On 24 May 2012, at 19:48, meekerdb wrote:

On 5/24/2012 6:42 AM, Bruno Marchal wrote:

On 24 May 2012, at 09:07, Russell Standish wrote:

On Wed, May 23, 2012 at 04:41:56PM +0200, Bruno Marchal wrote:

To be sure I usually use "->" for the material implication, that is
"a -> b" is indeed "not a or b" (or "not(a and not b)").

The IF ... THEN used in math is generally of that type.

I use a => b for "from a I can derive b, in the theory I am
currently considering".

Actually, thinking about your thesis, I don't recall you ever once
using the symbol =>. Instead, you tend to write

a
-
b

I do appreciate the distinction, though!


For any theory having the modus ponens rule, we have that "a -> b"
entails (yet at another meta-level) "a => b". This should be
trivial.
For many quite standard logics, the reciprocal is correct too, that
is:  "a = > b" entails "a -> b". This is usually rather hard to
prove (Herbrand or deduction theorem). It is typically false in
modal logic or in many weak logics. For example the normal modal
logics (those having Kripke semantics, like G, S4, ...) are all
close for the rule a => Ba, but virtually none can prove the formula
a -> Ba. This is a source of many errors.

Simple Exercises (for those remembering Kripke semantics):
1) find a Kripke model falsifying "a -> Ba".
2) explain to yourself why "a => Ba" is always the case in all
Kripke models.

Isn't "a=>Ba" trivially true since every axiom is a theorem?

"a" alone can be read as "a is true".
If "a => Ba" was a valid rule, and reading B as provable, it would mean that if a is true then a is provable. Incompleteness provide a counter-example. Dt is true (for PA), but not provable (by PA). So "a => Ba" is not a valid rule, and "a -> Ba" is not always a true proposition (Dt -> BDt is false).

Note that a -> Ba is true if a is a sigma_1 proposition, and B is the provability modality of any sigma_1 complete theory.

x -> Bx asserts a form of completeness, like Bx -> x asserts a form of correctness or soundness.

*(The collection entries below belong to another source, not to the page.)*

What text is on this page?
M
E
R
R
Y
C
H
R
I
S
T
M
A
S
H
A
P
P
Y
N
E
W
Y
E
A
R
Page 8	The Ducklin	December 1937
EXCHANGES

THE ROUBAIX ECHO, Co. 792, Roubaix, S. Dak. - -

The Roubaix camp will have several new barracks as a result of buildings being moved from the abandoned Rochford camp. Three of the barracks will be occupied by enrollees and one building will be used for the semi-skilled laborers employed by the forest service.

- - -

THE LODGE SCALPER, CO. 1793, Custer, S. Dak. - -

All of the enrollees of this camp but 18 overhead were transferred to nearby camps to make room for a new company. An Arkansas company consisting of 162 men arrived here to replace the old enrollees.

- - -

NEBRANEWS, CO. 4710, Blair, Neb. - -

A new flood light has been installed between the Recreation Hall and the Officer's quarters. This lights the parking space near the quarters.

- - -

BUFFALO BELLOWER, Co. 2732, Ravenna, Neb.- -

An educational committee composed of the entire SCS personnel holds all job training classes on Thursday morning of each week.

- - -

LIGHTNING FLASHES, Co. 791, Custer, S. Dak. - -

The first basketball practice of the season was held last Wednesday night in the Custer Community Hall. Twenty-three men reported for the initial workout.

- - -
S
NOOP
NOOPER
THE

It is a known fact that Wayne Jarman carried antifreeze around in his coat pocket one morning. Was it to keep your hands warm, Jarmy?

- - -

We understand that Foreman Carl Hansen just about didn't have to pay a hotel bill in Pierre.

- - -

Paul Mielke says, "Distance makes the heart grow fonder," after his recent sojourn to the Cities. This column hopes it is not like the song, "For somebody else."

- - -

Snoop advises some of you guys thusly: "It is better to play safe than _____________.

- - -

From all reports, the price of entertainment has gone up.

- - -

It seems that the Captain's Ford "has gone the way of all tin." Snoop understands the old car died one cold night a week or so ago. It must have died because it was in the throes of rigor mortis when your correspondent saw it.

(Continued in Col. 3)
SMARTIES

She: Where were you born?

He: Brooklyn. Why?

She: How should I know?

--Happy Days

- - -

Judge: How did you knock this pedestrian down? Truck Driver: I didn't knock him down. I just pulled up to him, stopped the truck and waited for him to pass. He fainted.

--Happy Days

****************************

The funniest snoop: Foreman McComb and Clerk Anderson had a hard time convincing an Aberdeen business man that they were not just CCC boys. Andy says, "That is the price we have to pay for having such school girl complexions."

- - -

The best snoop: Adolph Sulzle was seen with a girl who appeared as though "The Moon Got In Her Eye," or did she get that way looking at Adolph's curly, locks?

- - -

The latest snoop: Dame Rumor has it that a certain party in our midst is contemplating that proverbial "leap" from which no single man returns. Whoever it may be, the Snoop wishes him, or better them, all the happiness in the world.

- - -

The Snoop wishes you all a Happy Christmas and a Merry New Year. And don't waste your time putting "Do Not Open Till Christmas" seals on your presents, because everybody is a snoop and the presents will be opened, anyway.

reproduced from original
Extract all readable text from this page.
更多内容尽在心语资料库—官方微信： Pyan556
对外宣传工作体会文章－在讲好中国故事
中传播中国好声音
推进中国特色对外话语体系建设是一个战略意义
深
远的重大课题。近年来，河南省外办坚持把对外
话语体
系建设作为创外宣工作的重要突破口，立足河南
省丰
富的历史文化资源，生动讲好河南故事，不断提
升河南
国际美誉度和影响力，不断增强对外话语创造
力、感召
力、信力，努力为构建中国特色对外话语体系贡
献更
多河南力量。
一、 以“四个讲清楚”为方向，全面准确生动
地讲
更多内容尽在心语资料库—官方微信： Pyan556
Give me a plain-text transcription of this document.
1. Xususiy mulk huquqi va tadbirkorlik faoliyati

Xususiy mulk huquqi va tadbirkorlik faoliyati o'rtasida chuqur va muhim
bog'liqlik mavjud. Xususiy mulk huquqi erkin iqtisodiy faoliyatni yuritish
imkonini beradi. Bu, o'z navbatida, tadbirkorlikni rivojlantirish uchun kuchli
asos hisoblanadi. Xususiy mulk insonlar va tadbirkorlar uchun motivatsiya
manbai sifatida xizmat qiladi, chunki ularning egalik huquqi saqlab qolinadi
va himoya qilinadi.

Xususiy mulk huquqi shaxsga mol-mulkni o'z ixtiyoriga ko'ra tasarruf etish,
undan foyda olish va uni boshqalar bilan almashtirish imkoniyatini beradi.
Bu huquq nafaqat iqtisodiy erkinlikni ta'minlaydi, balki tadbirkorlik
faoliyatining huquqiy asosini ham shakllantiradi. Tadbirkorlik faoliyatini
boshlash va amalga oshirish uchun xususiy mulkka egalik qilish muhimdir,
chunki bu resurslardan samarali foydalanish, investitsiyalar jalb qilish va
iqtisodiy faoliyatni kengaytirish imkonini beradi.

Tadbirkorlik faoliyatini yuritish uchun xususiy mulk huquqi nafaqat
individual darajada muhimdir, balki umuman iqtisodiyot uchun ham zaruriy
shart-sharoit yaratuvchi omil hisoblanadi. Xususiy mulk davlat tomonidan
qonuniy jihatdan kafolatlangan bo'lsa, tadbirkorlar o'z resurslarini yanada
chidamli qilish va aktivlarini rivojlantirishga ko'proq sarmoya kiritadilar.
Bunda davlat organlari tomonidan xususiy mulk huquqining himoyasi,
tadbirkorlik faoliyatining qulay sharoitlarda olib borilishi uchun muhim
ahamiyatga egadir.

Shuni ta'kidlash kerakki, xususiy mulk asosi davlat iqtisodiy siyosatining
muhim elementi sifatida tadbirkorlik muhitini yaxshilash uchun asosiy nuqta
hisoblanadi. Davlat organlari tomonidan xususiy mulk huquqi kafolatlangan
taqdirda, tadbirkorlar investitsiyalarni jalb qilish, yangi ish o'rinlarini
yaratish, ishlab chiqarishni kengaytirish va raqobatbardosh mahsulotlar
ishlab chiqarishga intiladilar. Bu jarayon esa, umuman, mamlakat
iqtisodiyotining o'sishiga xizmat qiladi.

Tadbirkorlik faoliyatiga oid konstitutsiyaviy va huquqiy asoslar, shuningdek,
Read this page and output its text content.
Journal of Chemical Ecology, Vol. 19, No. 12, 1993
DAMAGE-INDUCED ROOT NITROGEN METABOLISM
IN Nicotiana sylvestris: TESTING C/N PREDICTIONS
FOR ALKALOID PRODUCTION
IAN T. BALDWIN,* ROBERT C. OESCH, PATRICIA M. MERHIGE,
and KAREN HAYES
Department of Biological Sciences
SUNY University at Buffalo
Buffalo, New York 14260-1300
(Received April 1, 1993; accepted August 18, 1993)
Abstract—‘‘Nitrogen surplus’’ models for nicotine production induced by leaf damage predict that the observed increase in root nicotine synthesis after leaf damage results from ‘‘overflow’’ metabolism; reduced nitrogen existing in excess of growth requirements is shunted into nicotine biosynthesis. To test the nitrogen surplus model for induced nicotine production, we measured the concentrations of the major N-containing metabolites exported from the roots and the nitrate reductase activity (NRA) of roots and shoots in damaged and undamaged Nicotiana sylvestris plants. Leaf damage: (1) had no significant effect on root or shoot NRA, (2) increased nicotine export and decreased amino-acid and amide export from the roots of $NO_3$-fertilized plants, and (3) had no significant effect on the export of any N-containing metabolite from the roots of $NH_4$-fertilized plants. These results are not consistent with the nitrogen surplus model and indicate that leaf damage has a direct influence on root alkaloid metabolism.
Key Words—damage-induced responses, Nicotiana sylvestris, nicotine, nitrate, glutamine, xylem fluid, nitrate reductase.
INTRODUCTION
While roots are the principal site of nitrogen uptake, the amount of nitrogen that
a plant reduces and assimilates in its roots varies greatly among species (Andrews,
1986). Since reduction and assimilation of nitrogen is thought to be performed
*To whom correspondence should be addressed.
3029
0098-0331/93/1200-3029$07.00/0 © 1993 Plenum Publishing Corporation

I recall that a Kripke model is a set (of "worlds") with a binary
relation (accessibility relation). The key is that Ba is true in a
world Alpha is a is true in all worlds Beta such that (Alpha, Beta)
is in the accessibility relation.


Why is a => Ba true in Kripke models? Surely, it is possible for a to
be true, yet false in some successor world?

You are right, but this shows only that "a -> Ba" is false in the world you are in.

I'm confused. ~[a->Ba] means a is true but not provable (i.e. Ba is false) in the world you are in? Why is proof relative to the world you are in?

By definition of the Kripke semantics. Truth is relativized to worlds. Then, for the Gödelian provability, it just happens, by Solovay theorem, that it obeys a normal modal logic, (G), which means it has a Kripke semantics. You can interpret a world by a model (in the sense of model theory).




it means that a is supposed to be valid (for example you have already prove it), so a, like any theorem, will be true in all worlds, so a will be in particular true in all worlds accessible from anywhere in the model, so Ba will be true in all worlds of the model, so Ba is also a theorem.

"->" is the implication, but "=>" concerns deduction. In fact "a => Ba" should not be said true, or false, only valid, or non valid. It is a rule of inference. It means for example that from a proof of a, you can deduce a proof of Ba.

Doesn't that last sentence say Ba=>BBa?

It does imply it, but if B is self-referential, it is equivalent with Ba -> BBa.



And this is correct in the Kripke model, because a proof of a makes a true in *all* worlds (of the appropriate Kripke structure).

So Ba->a but ~[(a=>Ba)->a]?

This is meaningless, as you can't mix "=>" and "->".
 ~[(a=>Ba)->a] is neither a formula, nor a rule.